The second aspect comprises several smaller functions to complete the wildfire perception system. Most of these functions use the infrared information, because the energy radiation information could support the deep learning wildfire detection to have more confident and robust detection results. A geometry based visible and infrared (VI) image alignment and registration scheme is designed in this work. It is the basement of the visible-infrared image fusion. Infrared images can also be used to estimate wildfire spot temperature to guide the safe flight of UAVs. After that, there is a design of online water retardant release mechanism, and it is slightly stated.

The third aspect is cooperated work with other team to achieve UAV-wildfire distance estimation and wildfire geo-positioning thought monocular ORB-SLAM technology (SLAM2 and SLAM3). This function has two main designs: The first one designs an attention gate UNet to filter ORB feature points for wildfire distance estimation, achieves more robust results and detailed segmentation at the edges of wildfire smoke and flame spots.
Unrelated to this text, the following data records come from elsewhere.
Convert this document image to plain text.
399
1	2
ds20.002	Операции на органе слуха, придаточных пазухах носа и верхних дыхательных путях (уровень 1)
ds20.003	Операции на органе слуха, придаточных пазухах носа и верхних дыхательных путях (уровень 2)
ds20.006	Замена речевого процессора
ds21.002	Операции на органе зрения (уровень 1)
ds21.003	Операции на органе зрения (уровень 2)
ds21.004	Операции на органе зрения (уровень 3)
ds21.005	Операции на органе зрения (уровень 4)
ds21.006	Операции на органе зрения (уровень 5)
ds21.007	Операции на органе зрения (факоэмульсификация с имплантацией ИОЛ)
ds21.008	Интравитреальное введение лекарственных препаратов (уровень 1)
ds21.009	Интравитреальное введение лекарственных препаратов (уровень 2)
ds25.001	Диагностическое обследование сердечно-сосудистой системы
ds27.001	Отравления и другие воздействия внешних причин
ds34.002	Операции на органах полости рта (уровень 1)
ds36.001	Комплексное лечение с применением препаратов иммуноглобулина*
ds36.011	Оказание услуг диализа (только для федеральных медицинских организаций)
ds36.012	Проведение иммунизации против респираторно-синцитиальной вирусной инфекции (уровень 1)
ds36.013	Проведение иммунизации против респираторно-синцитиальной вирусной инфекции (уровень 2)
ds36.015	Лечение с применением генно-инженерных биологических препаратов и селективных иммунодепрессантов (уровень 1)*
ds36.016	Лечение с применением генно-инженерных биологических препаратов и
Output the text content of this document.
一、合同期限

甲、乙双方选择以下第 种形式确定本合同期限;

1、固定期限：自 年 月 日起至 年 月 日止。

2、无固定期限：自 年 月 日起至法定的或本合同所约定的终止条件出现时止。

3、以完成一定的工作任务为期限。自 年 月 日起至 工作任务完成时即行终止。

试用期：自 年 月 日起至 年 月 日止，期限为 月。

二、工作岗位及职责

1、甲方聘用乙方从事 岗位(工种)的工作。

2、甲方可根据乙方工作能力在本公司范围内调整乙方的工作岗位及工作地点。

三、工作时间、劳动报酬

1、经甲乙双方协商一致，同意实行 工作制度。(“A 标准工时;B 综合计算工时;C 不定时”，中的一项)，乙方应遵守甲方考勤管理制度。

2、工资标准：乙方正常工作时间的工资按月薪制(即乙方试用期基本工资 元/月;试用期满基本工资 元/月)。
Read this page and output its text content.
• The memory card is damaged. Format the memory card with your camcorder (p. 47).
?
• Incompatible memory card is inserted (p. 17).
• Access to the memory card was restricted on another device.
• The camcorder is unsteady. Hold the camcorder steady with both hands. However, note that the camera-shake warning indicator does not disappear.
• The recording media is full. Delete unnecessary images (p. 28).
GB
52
This design can be deployed on ground workstations for detailed missions. The other one designs YOLOv8 filtering ORB-SLAM3 features for online wildfire distance estimation and geo-positioning, which can be deployed on onboard computers for real-time wildfire spot recognition and geo-positioning. This lightweight and fast-responding application can combine with UAV path and motion planning for online firefighting.